On Tuesday, DeWine said he was not ready to discuss his decision on the bill but said the FDA's emergency use authorization label for the COVID-19 vaccine is leading to hesitancy. "It is past time for the FDA to take into account that hundreds of millions of people have received these vaccines and to move it from an emergency basis over to a regular basis," DeWine said. "I would just plead with them to do that. It's very, very important, lives are frankly at stake.
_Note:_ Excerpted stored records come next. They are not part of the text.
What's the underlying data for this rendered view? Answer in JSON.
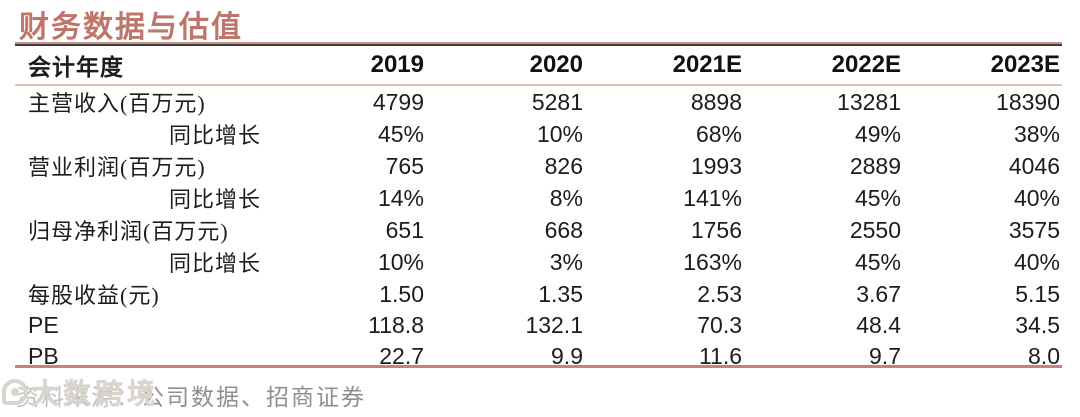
{
  "title": "财务数据与估值",
  "colors": {
    "title_color": "#C0756A",
    "rule_light": "#CC9583",
    "rule_dark": "#413C3B",
    "header_line": "#E2C3B4",
    "rule_bottom": "#C4846F",
    "text_color": "#1C1C1C",
    "footer_color": "#8F8F8F",
    "watermark_color": "#D9D4CD"
  },
  "table": {
    "header": [
      "会计年度",
      "2019",
      "2020",
      "2021E",
      "2022E",
      "2023E"
    ],
    "rows": [
      {
        "label": "主营收入(百万元)",
        "indent": false,
        "values": [
          "4799",
          "5281",
          "8898",
          "13281",
          "18390"
        ]
      },
      {
        "label": "同比增长",
        "indent": true,
        "values": [
          "45%",
          "10%",
          "68%",
          "49%",
          "38%"
        ]
      },
      {
        "label": "营业利润(百万元)",
        "indent": false,
        "values": [
          "765",
          "826",
          "1993",
          "2889",
          "4046"
        ]
      },
      {
        "label": "同比增长",
        "indent": true,
        "values": [
          "14%",
          "8%",
          "141%",
          "45%",
          "40%"
        ]
      },
      {
        "label": "归母净利润(百万元)",
        "indent": false,
        "values": [
          "651",
          "668",
          "1756",
          "2550",
          "3575"
        ]
      },
      {
        "label": "同比增长",
        "indent": true,
        "values": [
          "10%",
          "3%",
          "163%",
          "45%",
          "40%"
        ]
      },
      {
        "label": "每股收益(元)",
        "indent": false,
        "values": [
          "1.50",
          "1.35",
          "2.53",
          "3.67",
          "5.15"
        ]
      },
      {
        "label": "PE",
        "indent": false,
        "values": [
          "118.8",
          "132.1",
          "70.3",
          "48.4",
          "34.5"
        ]
      },
      {
        "label": "PB",
        "indent": false,
        "values": [
          "22.7",
          "9.9",
          "11.6",
          "9.7",
          "8.0"
        ]
      }
    ]
  },
  "footer": {
    "source_prefix": "资料来源：",
    "source": "公司数据、招商证券",
    "watermark": "大数跨境"
  }
}
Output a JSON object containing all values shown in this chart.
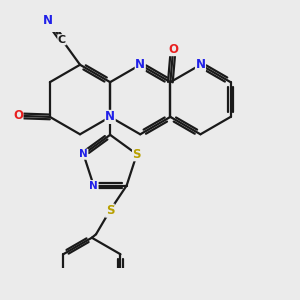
{
  "bg_color": "#ebebeb",
  "bond_color": "#1a1a1a",
  "bond_width": 1.6,
  "atom_colors": {
    "N": "#2020e8",
    "O": "#e82020",
    "S": "#b8a000",
    "C": "#1a1a1a"
  },
  "font_size": 8.5,
  "figsize": [
    3.0,
    3.0
  ],
  "dpi": 100,
  "xlim": [
    0.5,
    5.8
  ],
  "ylim": [
    0.3,
    4.5
  ]
}
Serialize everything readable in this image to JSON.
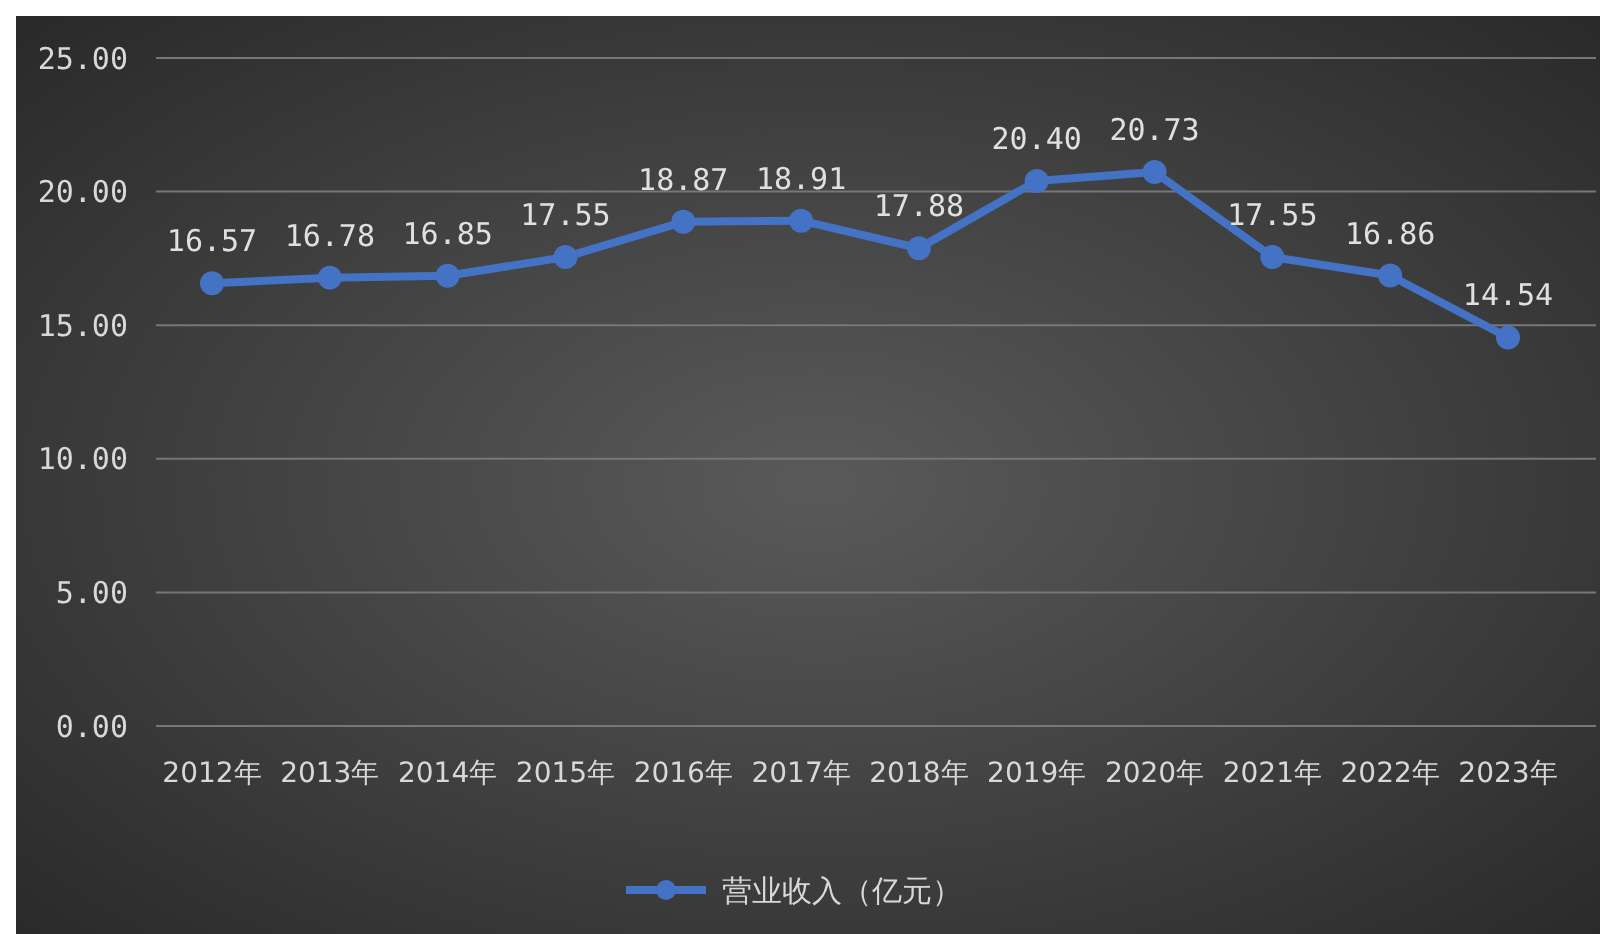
{
  "chart_data": {
    "type": "line",
    "categories": [
      "2012年",
      "2013年",
      "2014年",
      "2015年",
      "2016年",
      "2017年",
      "2018年",
      "2019年",
      "2020年",
      "2021年",
      "2022年",
      "2023年"
    ],
    "series": [
      {
        "name": "营业收入（亿元）",
        "color": "#4472c4",
        "values": [
          16.57,
          16.78,
          16.85,
          17.55,
          18.87,
          18.91,
          17.88,
          20.4,
          20.73,
          17.55,
          16.86,
          14.54
        ],
        "value_labels": [
          "16.57",
          "16.78",
          "16.85",
          "17.55",
          "18.87",
          "18.91",
          "17.88",
          "20.40",
          "20.73",
          "17.55",
          "16.86",
          "14.54"
        ]
      }
    ],
    "ylim": [
      0,
      25
    ],
    "yticks": [
      {
        "value": 0,
        "label": "0.00"
      },
      {
        "value": 5,
        "label": "5.00"
      },
      {
        "value": 10,
        "label": "10.00"
      },
      {
        "value": 15,
        "label": "15.00"
      },
      {
        "value": 20,
        "label": "20.00"
      },
      {
        "value": 25,
        "label": "25.00"
      }
    ],
    "grid": "y",
    "legend": "bottom",
    "marker": "circle",
    "line_style": "solid"
  }
}
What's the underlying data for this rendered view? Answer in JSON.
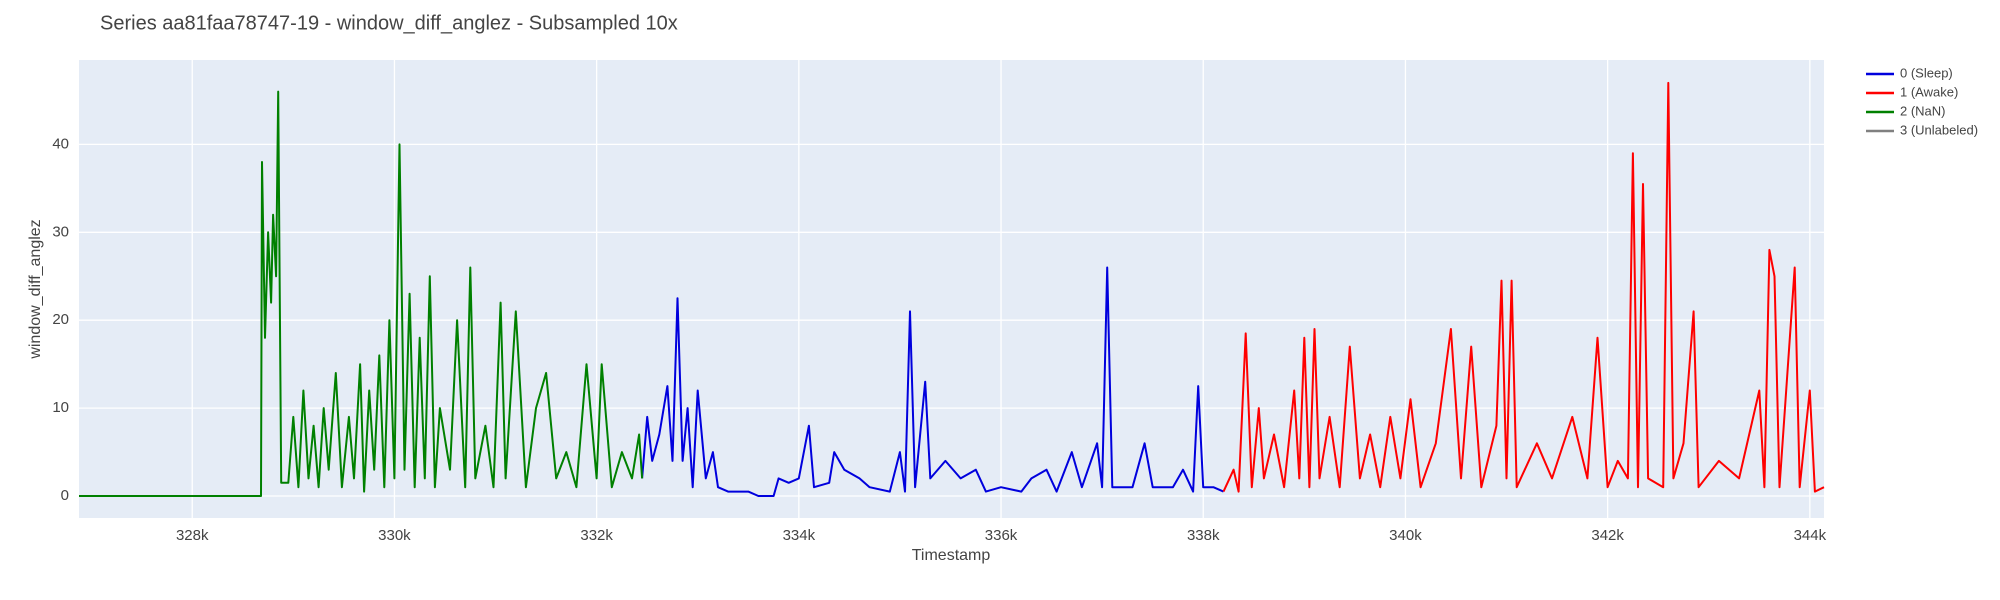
{
  "chart_data": {
    "type": "line",
    "title": "Series aa81faa78747-19 - window_diff_anglez - Subsampled 10x",
    "x_label": "Timestamp",
    "y_label": "window_diff_anglez",
    "xlim": [
      326880,
      344140
    ],
    "ylim": [
      -2.5,
      49.6
    ],
    "xticks": [
      {
        "value": 328000,
        "label": "328k"
      },
      {
        "value": 330000,
        "label": "330k"
      },
      {
        "value": 332000,
        "label": "332k"
      },
      {
        "value": 334000,
        "label": "334k"
      },
      {
        "value": 336000,
        "label": "336k"
      },
      {
        "value": 338000,
        "label": "338k"
      },
      {
        "value": 340000,
        "label": "340k"
      },
      {
        "value": 342000,
        "label": "342k"
      },
      {
        "value": 344000,
        "label": "344k"
      }
    ],
    "yticks": [
      0,
      10,
      20,
      30,
      40
    ],
    "grid": true,
    "legend": "right",
    "series": [
      {
        "name": "0 (Sleep)",
        "color": "#0000dd",
        "x": [
          332450,
          332500,
          332550,
          332620,
          332700,
          332750,
          332800,
          332850,
          332900,
          332950,
          333000,
          333080,
          333150,
          333200,
          333300,
          333500,
          333600,
          333750,
          333800,
          333900,
          334000,
          334100,
          334150,
          334300,
          334350,
          334450,
          334600,
          334700,
          334900,
          335000,
          335050,
          335100,
          335150,
          335250,
          335300,
          335450,
          335600,
          335750,
          335850,
          336000,
          336200,
          336300,
          336450,
          336550,
          336700,
          336800,
          336950,
          337000,
          337050,
          337100,
          337300,
          337420,
          337500,
          337700,
          337800,
          337900,
          337950,
          338000,
          338100,
          338200
        ],
        "values": [
          2,
          9,
          4,
          7,
          12.5,
          4,
          22.5,
          4,
          10,
          1,
          12,
          2,
          5,
          1,
          0.5,
          0.5,
          0,
          0,
          2,
          1.5,
          2,
          8,
          1,
          1.5,
          5,
          3,
          2,
          1,
          0.5,
          5,
          0.5,
          21,
          1,
          13,
          2,
          4,
          2,
          3,
          0.5,
          1,
          0.5,
          2,
          3,
          0.5,
          5,
          1,
          6,
          1,
          26,
          1,
          1,
          6,
          1,
          1,
          3,
          0.5,
          12.5,
          1,
          1,
          0.5
        ]
      },
      {
        "name": "1 (Awake)",
        "color": "#ff0000",
        "x": [
          338200,
          338300,
          338350,
          338420,
          338480,
          338550,
          338600,
          338700,
          338800,
          338900,
          338950,
          339000,
          339050,
          339100,
          339150,
          339250,
          339350,
          339450,
          339550,
          339650,
          339750,
          339850,
          339950,
          340050,
          340150,
          340300,
          340450,
          340550,
          340650,
          340750,
          340900,
          340950,
          341000,
          341050,
          341100,
          341300,
          341450,
          341650,
          341800,
          341900,
          342000,
          342100,
          342200,
          342250,
          342300,
          342350,
          342400,
          342550,
          342600,
          342650,
          342750,
          342850,
          342900,
          343100,
          343300,
          343500,
          343550,
          343600,
          343650,
          343700,
          343850,
          343900,
          344000,
          344050,
          344140
        ],
        "values": [
          0.5,
          3,
          0.5,
          18.5,
          1,
          10,
          2,
          7,
          1,
          12,
          2,
          18,
          1,
          19,
          2,
          9,
          1,
          17,
          2,
          7,
          1,
          9,
          2,
          11,
          1,
          6,
          19,
          2,
          17,
          1,
          8,
          24.5,
          2,
          24.5,
          1,
          6,
          2,
          9,
          2,
          18,
          1,
          4,
          2,
          39,
          1,
          35.5,
          2,
          1,
          47,
          2,
          6,
          21,
          1,
          4,
          2,
          12,
          1,
          28,
          25,
          1,
          26,
          1,
          12,
          0.5,
          1
        ]
      },
      {
        "name": "2 (NaN)",
        "color": "#008000",
        "x": [
          326880,
          328680,
          328690,
          328720,
          328750,
          328780,
          328800,
          328830,
          328850,
          328880,
          328950,
          329000,
          329050,
          329100,
          329150,
          329200,
          329250,
          329300,
          329350,
          329420,
          329480,
          329550,
          329600,
          329660,
          329700,
          329750,
          329800,
          329850,
          329900,
          329950,
          330000,
          330050,
          330100,
          330150,
          330200,
          330250,
          330300,
          330350,
          330400,
          330450,
          330550,
          330620,
          330700,
          330750,
          330800,
          330900,
          330980,
          331050,
          331100,
          331200,
          331300,
          331400,
          331500,
          331600,
          331700,
          331800,
          331900,
          332000,
          332050,
          332150,
          332250,
          332350,
          332420,
          332450
        ],
        "values": [
          0,
          0,
          38,
          18,
          30,
          22,
          32,
          25,
          46,
          1.5,
          1.5,
          9,
          1,
          12,
          2,
          8,
          1,
          10,
          3,
          14,
          1,
          9,
          2,
          15,
          0.5,
          12,
          3,
          16,
          1,
          20,
          2,
          40,
          3,
          23,
          1,
          18,
          2,
          25,
          1,
          10,
          3,
          20,
          1,
          26,
          2,
          8,
          1,
          22,
          2,
          21,
          1,
          10,
          14,
          2,
          5,
          1,
          15,
          2,
          15,
          1,
          5,
          2,
          7,
          2
        ]
      },
      {
        "name": "3 (Unlabeled)",
        "color": "#808080",
        "x": [],
        "values": []
      }
    ]
  }
}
If they will do that, it won't convince everybody, but there are people out there we know who will be convinced if that's done." 

The move for the bill to become a law also approves the original intent of the legislation which was to help the transition for kids in military families from one school to another. If a K-12 student is moving to Ohio, they will be able to enroll in their new Ohio-based school before they officially move and participate in virtual learning. If that student is moving out of Ohio, they can remain in their original school district until they enroll in their new out-of-state school. 

Sen. Andrew Brenner (R-Delaware) proposed the amendment to ban public schools from requiring the COVID-19 vaccine on the Senate floor June 28. Brenner said the urgency came down to timing on the issue, saying he wanted the legislature to make the proposal law before the new school year. 

After the amendment was added to the bill and passed, Senate Democrats issued a statement calling for DeWine to veto the legislation. “It is unfortunate that critical legislation to support our military families was tainted by last-minute amendments that will put the lives of Ohioans in danger. We strongly feel that such major policy changes, particularly those directly impacting our children and teachers, deserve thoughtful consideration,” the Senate Democrats stated in a letter to DeWine, adding the provisions on discrimination would stop schools from mandating masks for people who are not vaccinated.

The amendment on vaccines does not apply to hospitals or health care facilities that are owned by, operated by, or affiliated with a university or college. Update:

Update:

Dan Tierney, spokesperson for Gov. Mike DeWine, issued a statement saying, "The primary purpose of the bill was to enhance educational opportunities for children in military families -- a worthy goal. The amendment was limited to vaccines that do not have full FDA approval. We are confident that these vaccines, proven repeatedly to be very safe and very effective, will be approved by the FDA, thus rendering this issue moot."